June 10, 2013 | By JONATHAN WOOD

As a result of a recent decision from the Fish and Wildlife Service, the answer is more likely to be yes. Organizations representing owners of exotic wildlife and hunters petitioned the Service to make clear that the provisions of the Endangered Species Act don’t apply to animals that are in captivity, and thus privately owned. The Service hasn’t been very consistent in the past; sometimes regulating this private property as if the animals were in the wild, other times recognizing this vital difference. With its most recent decision, the Service has announced its view that privately owned animals can never be exempt from the provisions of the act.

The petitioners were concerned about how the provisions apply to foreign species that only exist in the U.S. as private property. Many applications of the take prohibition in these circumstances make no sense. Sure, the federal government can promote the conservation of a species by prohibiting the illegal importation of a poacher’s trophy. But what about a privately owner wildlife reservation designed to prevent a species’ extinction by providing a place outside of its habitat for it to flourish? Many such places are financed through controlled hunting of the species. Can this hunting continue? It’s a clear win-win: the risk that the species will be extirpated declines dramatically and every person involved benefits (the hunters get a recreational opportunity that would otherwise be denied and the conservationists are rewarded for protecting the animals).

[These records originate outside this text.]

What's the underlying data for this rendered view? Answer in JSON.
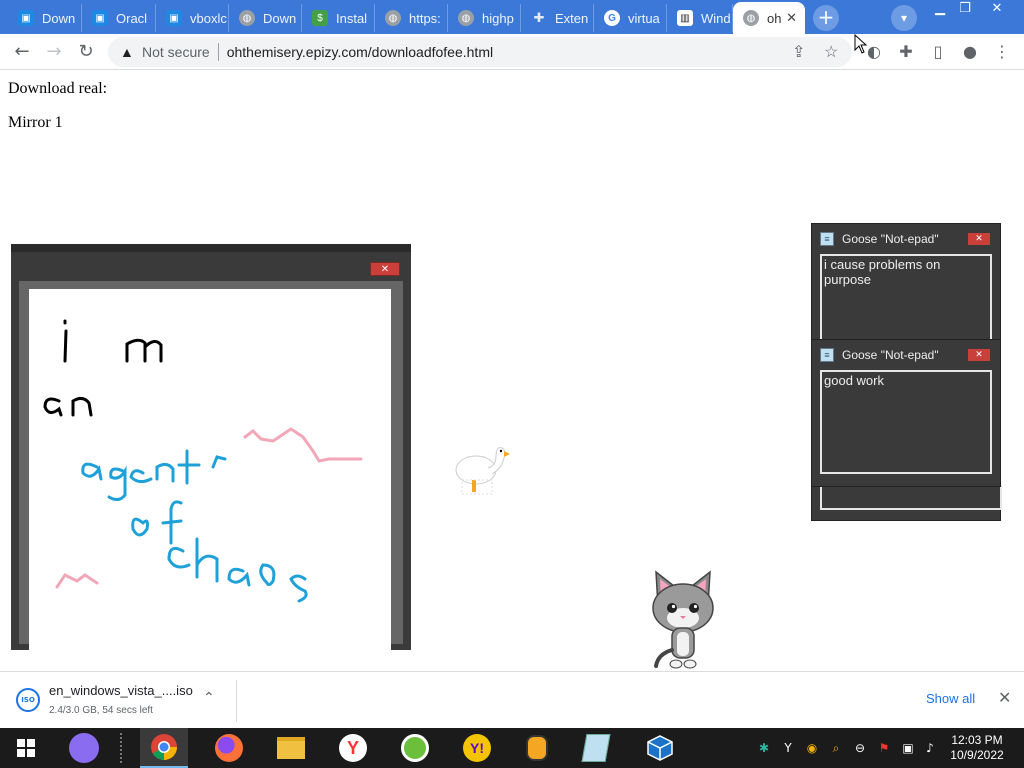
{
  "tabs": [
    {
      "title": "Down",
      "icon": "window-icon",
      "color": "#1e88e5"
    },
    {
      "title": "Oracl",
      "icon": "window-icon",
      "color": "#1e88e5"
    },
    {
      "title": "vboxlc",
      "icon": "window-icon",
      "color": "#1e88e5"
    },
    {
      "title": "Down",
      "icon": "globe-icon",
      "color": "#9aa0a6"
    },
    {
      "title": "Instal",
      "icon": "money-icon",
      "color": "#43a047"
    },
    {
      "title": "https:",
      "icon": "globe-icon",
      "color": "#9aa0a6"
    },
    {
      "title": "highp",
      "icon": "globe-icon",
      "color": "#9aa0a6"
    },
    {
      "title": "Exten",
      "icon": "puzzle-icon",
      "color": "#9aa0a6"
    },
    {
      "title": "virtua",
      "icon": "google-icon",
      "color": "#4285f4"
    },
    {
      "title": "Wind",
      "icon": "museum-icon",
      "color": "#222222"
    },
    {
      "title": "oh",
      "icon": "globe-icon",
      "color": "#9aa0a6",
      "active": true
    }
  ],
  "toolbar": {
    "not_secure": "Not secure",
    "url": "ohthemisery.epizy.com/downloadfofee.html"
  },
  "page": {
    "line1": "Download real:",
    "line2": "Mirror 1"
  },
  "drawing": {
    "text_lines": [
      "i m",
      "an",
      "agent",
      "of",
      "chaos"
    ],
    "ink_black": "#000000",
    "ink_blue": "#1ea0d8",
    "ink_pink": "#f2a7b8"
  },
  "notes": [
    {
      "title": "Goose \"Not-epad\"",
      "text": "i cause problems on purpose"
    },
    {
      "title": "Goose \"Not-epad\"",
      "text": "good work"
    }
  ],
  "download": {
    "icon_label": "ISO",
    "filename": "en_windows_vista_....iso",
    "status": "2.4/3.0 GB, 54 secs left",
    "show_all": "Show all"
  },
  "clock": {
    "time": "12:03 PM",
    "date": "10/9/2022"
  },
  "colors": {
    "tabstrip": "#3c78d8",
    "close_red": "#c9403a",
    "taskbar": "#1b1b1b"
  }
}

The Service’s new interpretation frustrates these efforts. Recognizing that nothing in the language of the Endangered Species Act answers this question, the Service appeals to the broad purposes of the statute to find that it applies to species wherever found and regardless of status. One of these arguments is that it would make no sense for the ESA provisions to apply only to individuals in the wild because if a species went extinct in the wild, and only the specimen in captivity remained, the ESA would provide no security against extinction. Although this argument has some force, it ignores the effects of the interpretation on whether or how many animals will be in captivity. Because applying the provisions of the act reduces the incentives for environmental entrepreneurs to privately conserve species, the Service’s position has the perverse result that it is less likely that a species that goes extinct in the wild will be thriving in captivity.

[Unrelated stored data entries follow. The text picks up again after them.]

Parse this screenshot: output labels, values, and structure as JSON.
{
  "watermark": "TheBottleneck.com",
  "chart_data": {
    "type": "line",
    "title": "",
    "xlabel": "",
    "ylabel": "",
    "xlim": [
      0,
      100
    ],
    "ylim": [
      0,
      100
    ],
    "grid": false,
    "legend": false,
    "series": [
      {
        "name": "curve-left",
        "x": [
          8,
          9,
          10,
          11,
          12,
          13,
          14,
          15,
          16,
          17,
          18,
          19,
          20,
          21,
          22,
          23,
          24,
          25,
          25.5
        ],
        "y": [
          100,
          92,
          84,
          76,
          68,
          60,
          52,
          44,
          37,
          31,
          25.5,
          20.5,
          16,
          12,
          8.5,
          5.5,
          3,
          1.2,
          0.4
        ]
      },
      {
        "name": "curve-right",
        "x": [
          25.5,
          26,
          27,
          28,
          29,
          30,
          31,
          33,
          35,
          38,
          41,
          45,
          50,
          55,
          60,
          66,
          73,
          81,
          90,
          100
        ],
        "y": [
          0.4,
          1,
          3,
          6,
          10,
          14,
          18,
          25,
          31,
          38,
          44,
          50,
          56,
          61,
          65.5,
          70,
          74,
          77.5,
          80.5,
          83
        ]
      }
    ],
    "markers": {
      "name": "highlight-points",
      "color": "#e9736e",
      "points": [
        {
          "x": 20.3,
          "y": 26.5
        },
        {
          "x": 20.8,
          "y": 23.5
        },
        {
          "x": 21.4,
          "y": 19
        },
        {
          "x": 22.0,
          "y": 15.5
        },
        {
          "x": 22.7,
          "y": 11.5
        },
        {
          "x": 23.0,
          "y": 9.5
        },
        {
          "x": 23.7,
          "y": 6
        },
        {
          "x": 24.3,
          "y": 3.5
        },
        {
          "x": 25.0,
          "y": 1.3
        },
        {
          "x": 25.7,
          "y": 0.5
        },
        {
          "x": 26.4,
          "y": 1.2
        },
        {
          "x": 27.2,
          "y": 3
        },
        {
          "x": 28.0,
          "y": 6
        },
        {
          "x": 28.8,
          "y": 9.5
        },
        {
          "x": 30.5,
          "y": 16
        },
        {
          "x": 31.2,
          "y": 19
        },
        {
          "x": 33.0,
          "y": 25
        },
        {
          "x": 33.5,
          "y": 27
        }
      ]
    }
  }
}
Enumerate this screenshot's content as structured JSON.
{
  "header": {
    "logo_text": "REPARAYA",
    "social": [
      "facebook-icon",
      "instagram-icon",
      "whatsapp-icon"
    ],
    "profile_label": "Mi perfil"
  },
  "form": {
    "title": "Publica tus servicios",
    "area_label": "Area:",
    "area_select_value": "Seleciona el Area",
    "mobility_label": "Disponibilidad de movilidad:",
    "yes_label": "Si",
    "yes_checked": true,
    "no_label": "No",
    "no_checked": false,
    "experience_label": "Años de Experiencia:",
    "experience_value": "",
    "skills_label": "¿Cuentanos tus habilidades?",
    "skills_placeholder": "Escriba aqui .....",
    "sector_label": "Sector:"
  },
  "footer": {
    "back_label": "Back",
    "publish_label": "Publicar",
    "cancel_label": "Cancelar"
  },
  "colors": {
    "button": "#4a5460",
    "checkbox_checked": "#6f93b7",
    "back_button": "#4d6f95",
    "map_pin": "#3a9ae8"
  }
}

For example, extending the take prohibition to animals held on private reserves would make financing these projects through controlled hunting a colossal headache. Before every hunt, the property owner would have to go through the costly and time-wasting process of obtaining permission from the federal government, with no guarantee that these efforts would bear fruit.

In addition to being bad policy, the interpretation threatens to take private property. A person who legally obtains an animal and creates a refuge where it can proliferate has a protected property interest in the animal and its progeny, much like ranchers have a protected property interest in their cattle or other farm animals. This concern doesn’t arise when the government regulates species in the wild because wildlife are owned by the state. But animals in captivity have been converted into someone’s private property. And if a regulation prevents the owner from using or enjoying the benefits of that property, the government should have to compensate him for that taking, just as it would if it confiscated livestock.